The process is a slow one, he admits, dragged down by the permitting process that protects the Keys marine habitat, governmental regulations and the groundbreaking necessary to coordinate such a project.

The entities Keys Hydro Power will have to coordinate with make for alphabet soup, from KEYS to BOCC to DEP, to name just a few. But Bedgood says he’s encountered support across the county.

Bedgood insists clean coal technologies are no more than less-dirty coal. He says carbon-based fuels should remain buried, and the Keys should become self-sufficient. Harnessing the water’s power is important to that goal, he says.

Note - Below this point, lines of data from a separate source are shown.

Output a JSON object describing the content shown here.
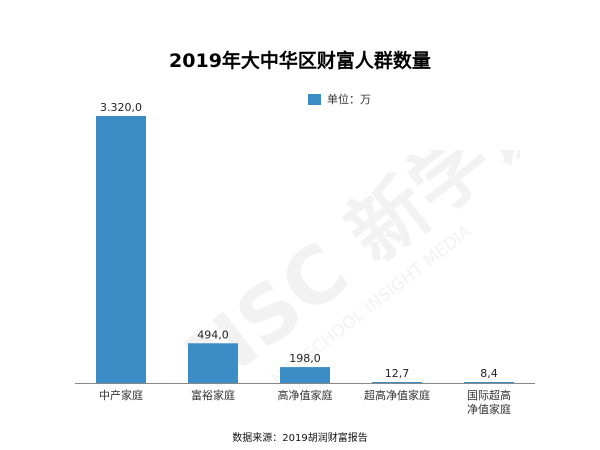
{
  "chart_data": {
    "type": "bar",
    "title": "2019年大中华区财富人群数量",
    "unit_legend": "单位：万",
    "categories": [
      "中产家庭",
      "富裕家庭",
      "高净值家庭",
      "超高净值家庭",
      "国际超高净值家庭"
    ],
    "category_lines": [
      [
        "中产家庭"
      ],
      [
        "富裕家庭"
      ],
      [
        "高净值家庭"
      ],
      [
        "超高净值家庭"
      ],
      [
        "国际超高",
        "净值家庭"
      ]
    ],
    "values": [
      3320.0,
      494.0,
      198.0,
      12.7,
      8.4
    ],
    "value_labels": [
      "3.320,0",
      "494,0",
      "198,0",
      "12,7",
      "8,4"
    ],
    "bar_color": "#3C8DC5",
    "ylim": [
      0,
      3320
    ],
    "grid": false,
    "legend_position": "top-right",
    "source": "数据来源：2019胡润财富报告"
  },
  "watermark": {
    "text_main": "NSC 新学说",
    "text_sub": "NEWSCHOOL INSIGHT MEDIA",
    "color": "#9EA3A8"
  }
}
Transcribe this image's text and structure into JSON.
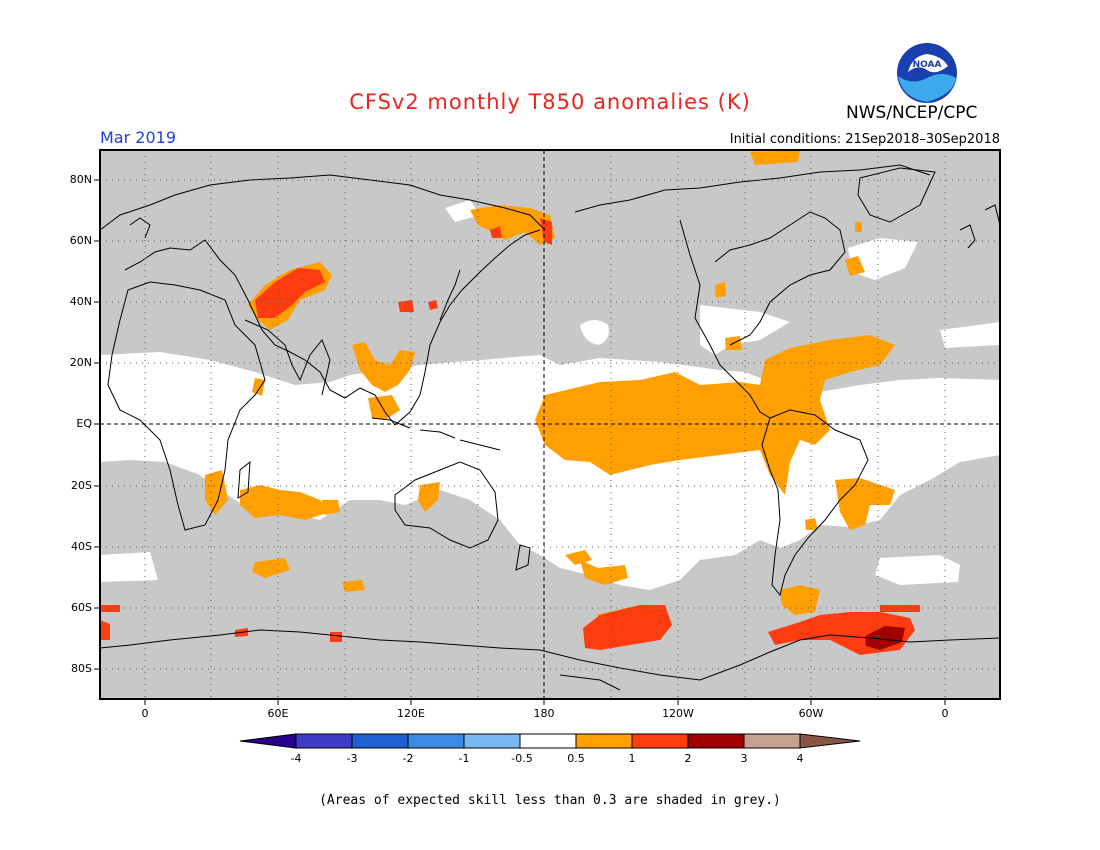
{
  "header": {
    "title": "CFSv2 monthly T850 anomalies (K)",
    "org": "NWS/NCEP/CPC",
    "logo_text": "NOAA",
    "month": "Mar 2019",
    "initial_conditions": "Initial conditions: 21Sep2018–30Sep2018"
  },
  "axes": {
    "lat_labels": [
      "80N",
      "60N",
      "40N",
      "20N",
      "EQ",
      "20S",
      "40S",
      "60S",
      "80S"
    ],
    "lon_labels": [
      "0",
      "60E",
      "120E",
      "180",
      "120W",
      "60W",
      "0"
    ]
  },
  "colorbar": {
    "labels": [
      "-4",
      "-3",
      "-2",
      "-1",
      "-0.5",
      "0.5",
      "1",
      "2",
      "3",
      "4"
    ],
    "colors": [
      "#24008c",
      "#3d3dc8",
      "#1e5fd2",
      "#3a8be6",
      "#78b8f0",
      "#ffffff",
      "#ff9f00",
      "#ff3c10",
      "#a00000",
      "#c8a090",
      "#8a5545"
    ]
  },
  "legend_note": "(Areas of expected skill less than 0.3 are shaded in grey.)",
  "map_colors": {
    "grey_mask": "#c8c8c8",
    "neutral": "#ffffff",
    "warm_1": "#ff9f00",
    "warm_2": "#ff3c10",
    "warm_3": "#a00000"
  }
}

“We’re way behind the time on this — this is not new,” Bedgood says of hydropower. Indeed, a company in New York’s turbulent East River found its power production so successful — the turbine’s moving parts were moving so fast — that strong enough blades could not be found.

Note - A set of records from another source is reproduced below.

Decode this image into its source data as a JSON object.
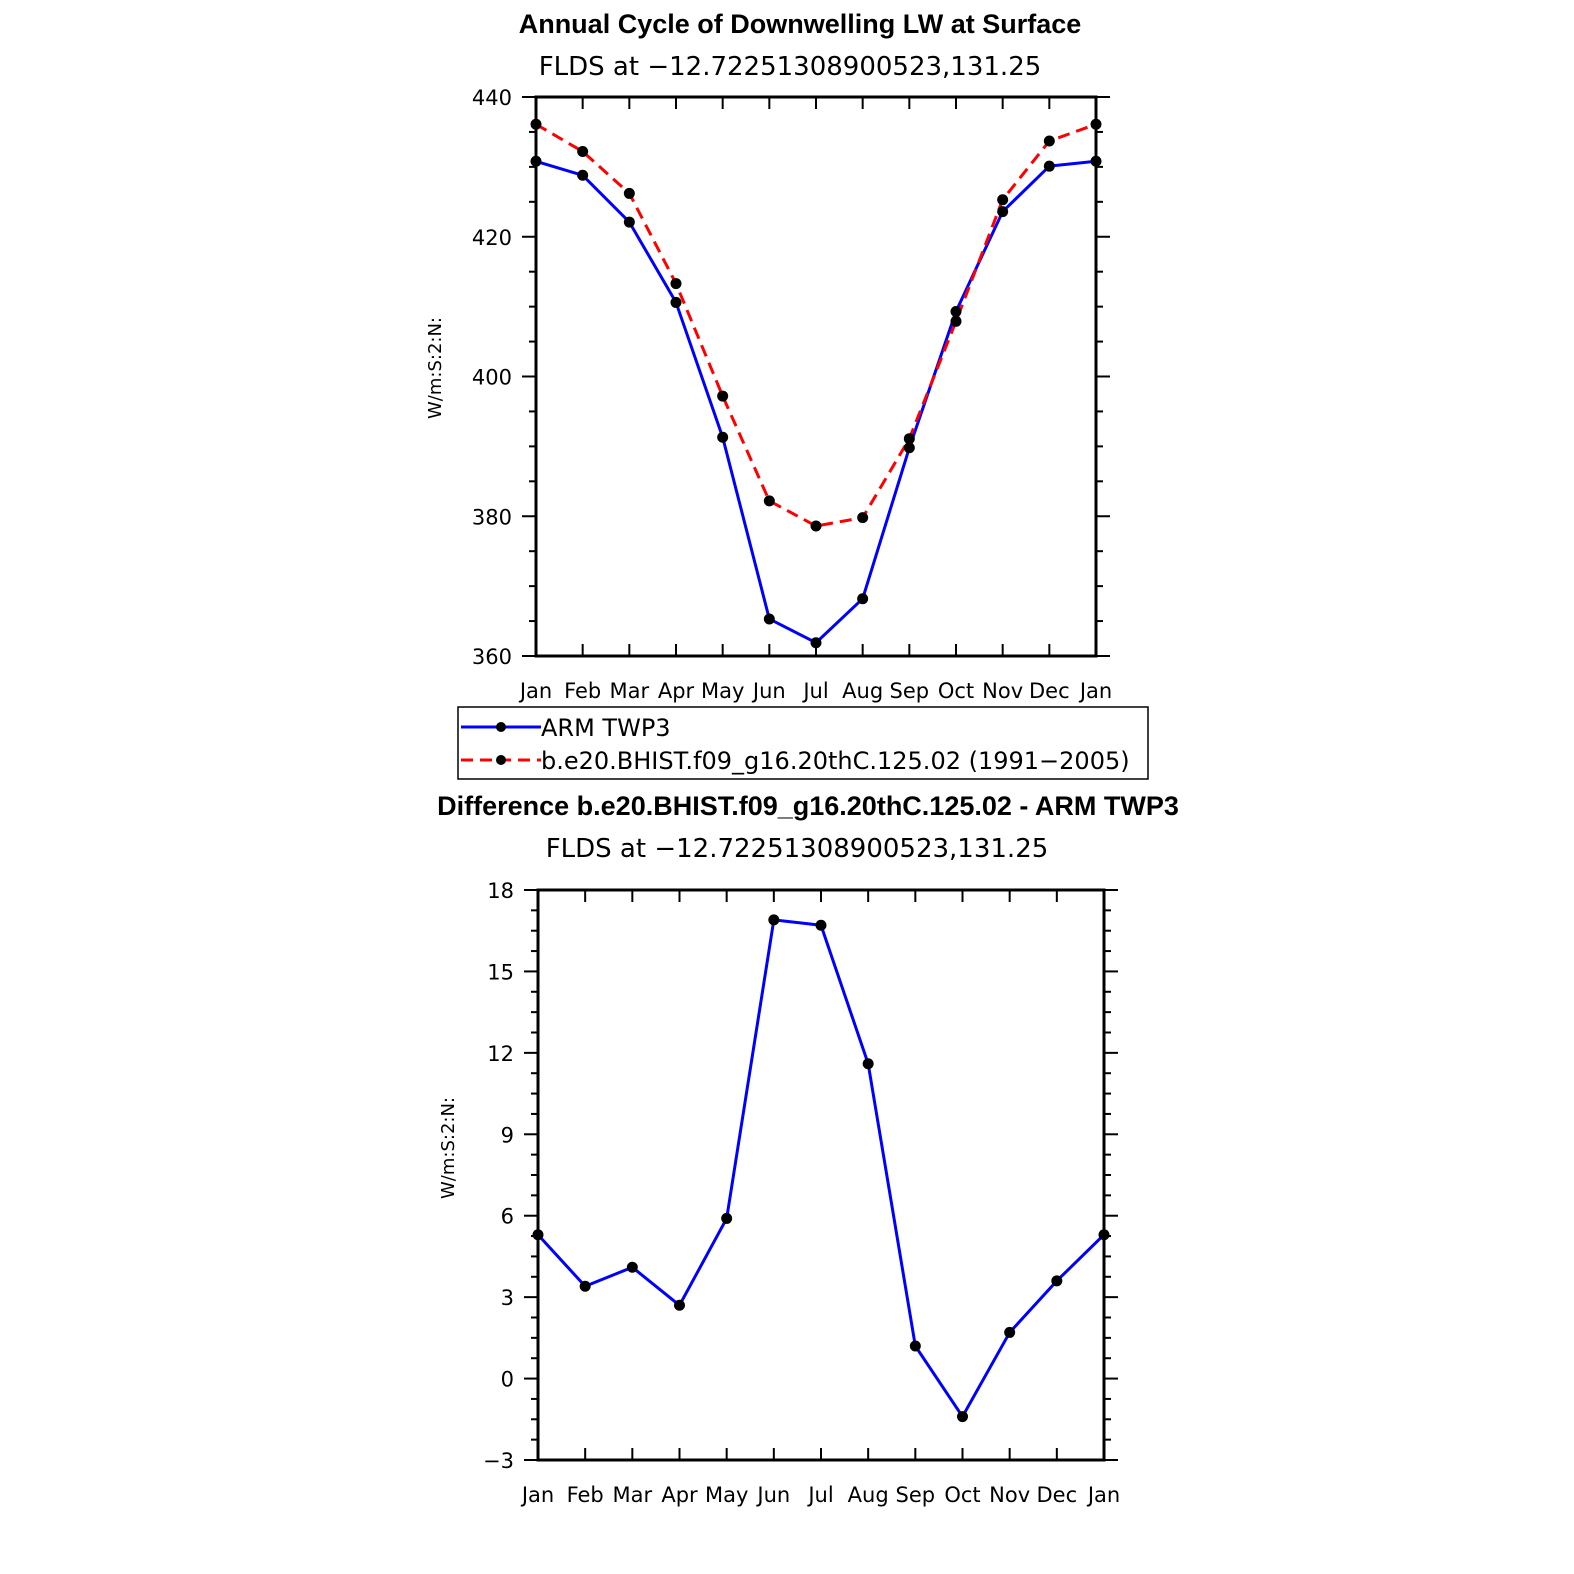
{
  "chart_data": [
    {
      "type": "line",
      "title": "Annual Cycle of Downwelling LW at Surface",
      "subtitle": "FLDS at −12.72251308900523,131.25",
      "xlabel": "",
      "ylabel": "W/m:S:2:N:",
      "categories": [
        "Jan",
        "Feb",
        "Mar",
        "Apr",
        "May",
        "Jun",
        "Jul",
        "Aug",
        "Sep",
        "Oct",
        "Nov",
        "Dec",
        "Jan"
      ],
      "ylim": [
        360,
        440
      ],
      "yticks": [
        "360",
        "380",
        "400",
        "420",
        "440"
      ],
      "grid": false,
      "legend_placement": "below",
      "series": [
        {
          "name": "ARM TWP3",
          "color": "#0000ff",
          "dash": "solid",
          "values": [
            430.8,
            428.8,
            422.1,
            410.6,
            391.3,
            365.3,
            361.9,
            368.2,
            389.8,
            409.3,
            423.6,
            430.1,
            430.8
          ]
        },
        {
          "name": "b.e20.BHIST.f09_g16.20thC.125.02 (1991−2005)",
          "color": "#ff0000",
          "dash": "dashed",
          "values": [
            436.1,
            432.2,
            426.2,
            413.3,
            397.2,
            382.2,
            378.6,
            379.8,
            391.1,
            407.9,
            425.3,
            433.7,
            436.1
          ]
        }
      ]
    },
    {
      "type": "line",
      "title": "Difference b.e20.BHIST.f09_g16.20thC.125.02 - ARM TWP3",
      "subtitle": "FLDS at −12.72251308900523,131.25",
      "xlabel": "",
      "ylabel": "W/m:S:2:N:",
      "categories": [
        "Jan",
        "Feb",
        "Mar",
        "Apr",
        "May",
        "Jun",
        "Jul",
        "Aug",
        "Sep",
        "Oct",
        "Nov",
        "Dec",
        "Jan"
      ],
      "ylim": [
        -3,
        18
      ],
      "yticks": [
        "−3",
        "0",
        "3",
        "6",
        "9",
        "12",
        "15",
        "18"
      ],
      "grid": false,
      "series": [
        {
          "color": "#0000ff",
          "dash": "solid",
          "values": [
            5.3,
            3.4,
            4.1,
            2.7,
            5.9,
            16.9,
            16.7,
            11.6,
            1.2,
            -1.4,
            1.7,
            3.6,
            5.3
          ]
        }
      ]
    }
  ]
}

Keys Energy Services, which serves nearly 30,000 customers in the Lower Keys with more than 250 miles of power lines, is watching the project with guarded optimism.

The permitting process is arduous, but it is the cost and insurance that usually cripples efforts to provide power back to municipal power services, says Julio Barroso, a Keys Energy spokesman. Indeed, asking the Florida Energy Office for permission to test a location costs $200,000.

Keys Energy’s contract with the Florida Municipal Power Association requires approval of other power sources.

Keys Hydro Power would sell its power to Florida Municipal at cost. In turn, Florida Municipal would promise to sell that power to Keys Energy at wholesale. The savings will be passed on in the form of a 25 percent reduction in annual bills, Bedgood says. Other money will be returned in grants and scholarships.

Bedgood says the power structure is far from the only hurdle. First came choosing a spot to satisfy the power demands while also protecting wildlife. They chose a strip in the Bahia Honda channel as their prime test site. There the current rushes so fast that the constant flow keeps anything from growing on the rock.

A cage surrounding the slow-spinning blades would protect wildlife, Bedgood says.

Anyone interested in more information on the turbine project can visit the Green Living & Energy Education Expo May 9-11 at Marathon High School, where the company will have a booth. Bedgood is also nominated for a Green Living Award at www.keysglee.com.